Comme le constatait la Cour des comptes dans le RALFSS 2022, les conséquences des conventions médicales sont insuffisamment évaluées et suivies et ne sont pas constatées en temps utile par le Parlement. 

Cet amendement vise ainsi à remplacer, dans le code de la sécurité sociale, le délai de six mois nécessaire avant l’entrée en vigueur d’une mesure conventionnelle dépensière, par une condition tenant à l’adoption d’un projet de loi de financement tenant compte des conséquences des mesures dépensières sur la trajectoire des dépenses d’assurance maladie.

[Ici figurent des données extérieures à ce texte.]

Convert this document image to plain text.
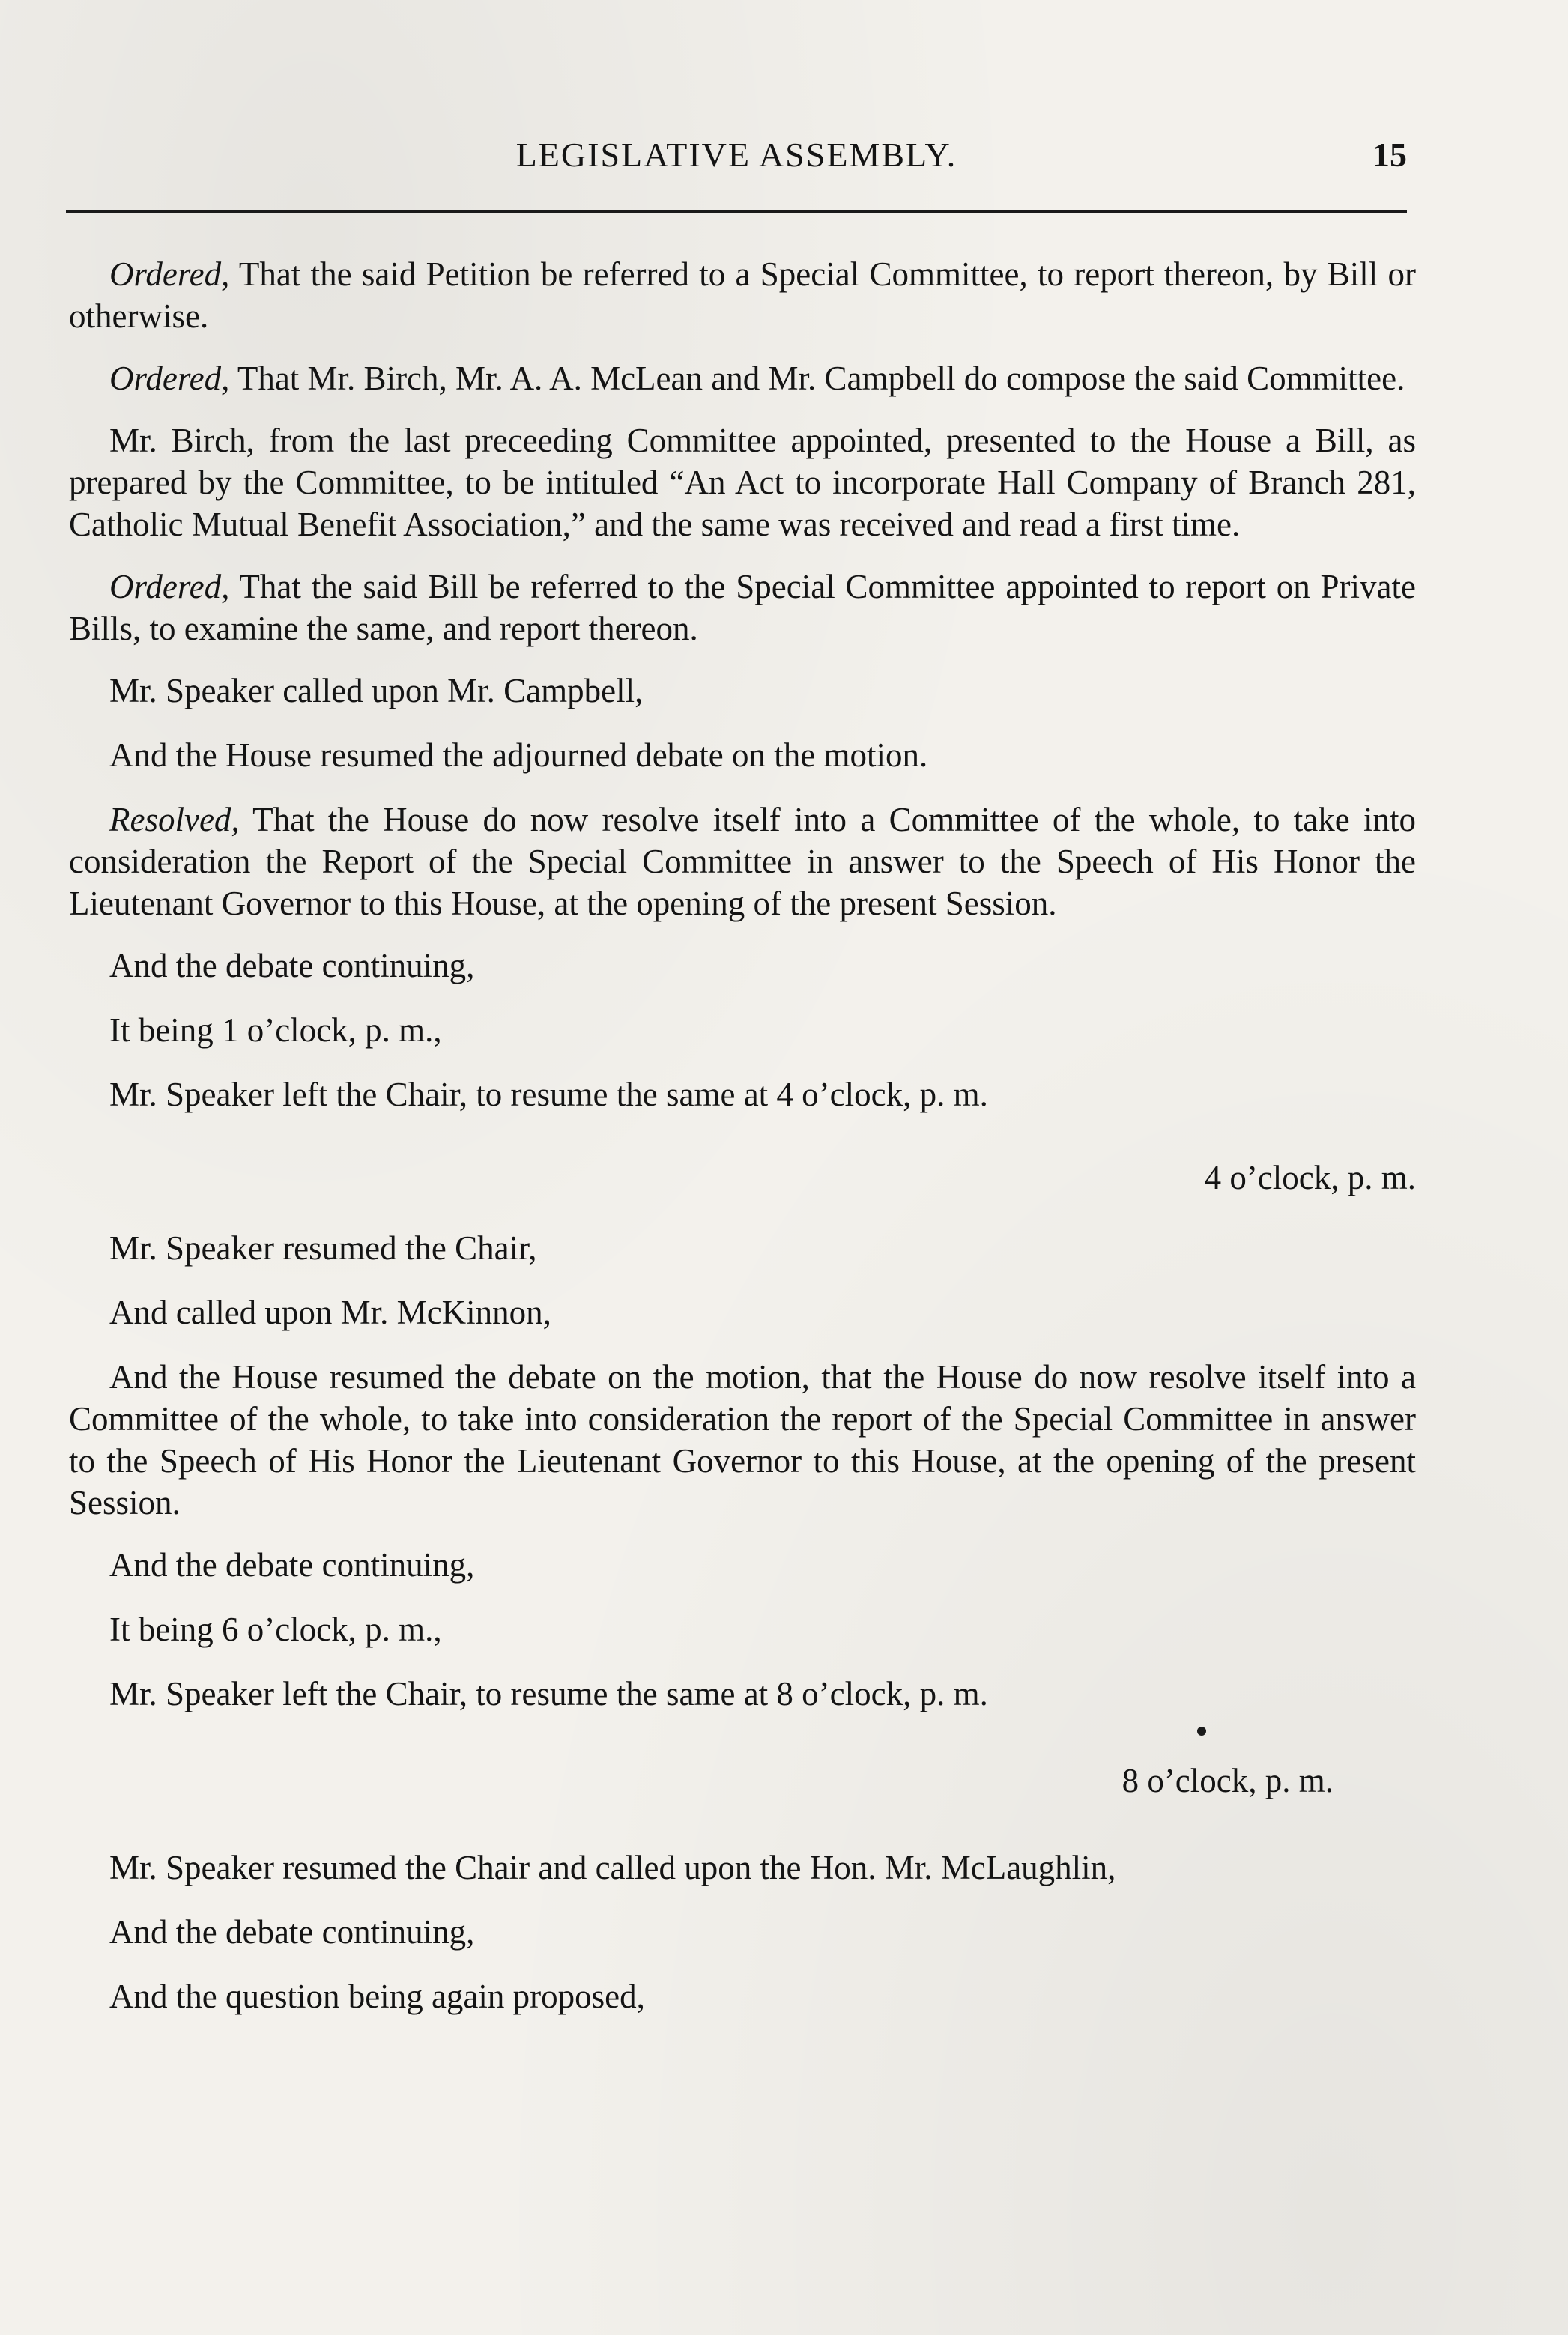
LEGISLATIVE ASSEMBLY.	15

Ordered, That the said Petition be referred to a Special Committee, to report thereon, by Bill or otherwise.

Ordered, That Mr. Birch, Mr. A. A. McLean and Mr. Campbell do compose the said Committee.

Mr. Birch, from the last preceeding Committee appointed, presented to the House a Bill, as prepared by the Committee, to be intituled “An Act to incorporate Hall Company of Branch 281, Catholic Mutual Benefit Association,” and the same was received and read a first time.

Ordered, That the said Bill be referred to the Special Committee appointed to report on Private Bills, to examine the same, and report thereon.

Mr. Speaker called upon Mr. Campbell,

And the House resumed the adjourned debate on the motion.

Resolved, That the House do now resolve itself into a Committee of the whole, to take into consideration the Report of the Special Committee in answer to the Speech of His Honor the Lieutenant Governor to this House, at the opening of the present Session.

And the debate continuing,

It being 1 o’clock, p. m.,

Mr. Speaker left the Chair, to resume the same at 4 o’clock, p. m.

4 o’clock, p. m.

Mr. Speaker resumed the Chair,

And called upon Mr. McKinnon,

And the House resumed the debate on the motion, that the House do now resolve itself into a Committee of the whole, to take into consideration the report of the Special Committee in answer to the Speech of His Honor the Lieutenant Governor to this House, at the opening of the present Session.

And the debate continuing,

It being 6 o’clock, p. m.,

Mr. Speaker left the Chair, to resume the same at 8 o’clock, p. m.

8 o’clock, p. m.

Mr. Speaker resumed the Chair and called upon the Hon. Mr. McLaughlin,

And the debate continuing,

And the question being again proposed,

Traduction : il faut évaluer l’impact de la convention et faire valider par une Loi de Finance de la Sécurité Sociale … donc pas avant 2024, si la LFSS 2024 l’autorise !

ou

Cet amendement vise à supprimer cet alinéa. Le Parlement ne sera en mesure de se prononcer sur l’application immédiate de ces mesures que lorsque celles-ci auront été négociées et estimées. Le Gouvernement pourra alors inclure une telle disposition dans un projet de loi.

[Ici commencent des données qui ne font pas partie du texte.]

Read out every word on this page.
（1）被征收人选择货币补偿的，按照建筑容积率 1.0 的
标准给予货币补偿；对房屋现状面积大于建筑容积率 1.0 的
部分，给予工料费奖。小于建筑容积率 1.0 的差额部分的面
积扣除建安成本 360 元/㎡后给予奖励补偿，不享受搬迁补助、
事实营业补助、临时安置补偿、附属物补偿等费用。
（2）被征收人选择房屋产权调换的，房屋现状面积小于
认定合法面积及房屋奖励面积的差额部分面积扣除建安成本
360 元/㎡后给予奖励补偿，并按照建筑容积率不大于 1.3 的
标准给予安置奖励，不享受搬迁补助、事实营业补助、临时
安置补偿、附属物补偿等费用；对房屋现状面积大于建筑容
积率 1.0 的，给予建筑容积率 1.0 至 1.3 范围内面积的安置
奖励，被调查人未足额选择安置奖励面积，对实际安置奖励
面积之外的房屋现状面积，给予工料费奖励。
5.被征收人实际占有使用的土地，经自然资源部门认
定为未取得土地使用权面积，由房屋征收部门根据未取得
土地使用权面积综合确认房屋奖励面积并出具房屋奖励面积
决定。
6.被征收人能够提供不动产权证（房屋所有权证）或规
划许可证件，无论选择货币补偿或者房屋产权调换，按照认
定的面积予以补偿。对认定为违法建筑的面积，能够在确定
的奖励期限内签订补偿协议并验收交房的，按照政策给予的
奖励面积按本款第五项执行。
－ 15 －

Traduction : les médecins coûtent trop cher, on les laisse négocier et on signe ce qu’ils veulent. Mais alors qu’habituellement les Conventions sont publiées par décret, la prochaine devrait faire l’objet d’une discussion parlementaire et être votée par l’Assemblée dans le cadre d’une loi.

Je ne sais pas quelle version est la plus inacceptable !

Dans les 3 cas, notez bien que seules les revalorisations sont impactées. Toutes les obligations pour les médecins inhérentes à la Convention sont elles d’application immédiate dès sa parution au Journal Officiel ! Donc les enquiquinements … sans le miel pour les faire passer

 

Alors bien évidemment ces trois séries d’amendements ne sont pas encore actées ! elles doivent d’abord être votées par le Sénat en séance, puis repasser à l’Assemblée Nationale qui aura le dernier mot.

Mais ça risque de donner des idées à certains parlementaires et ça illustre bien la place que la médecine libérale occupe dans l’esprit de nos chers parlementaires : inutile, trop chère, et devant impérativement être mise sous tutelle.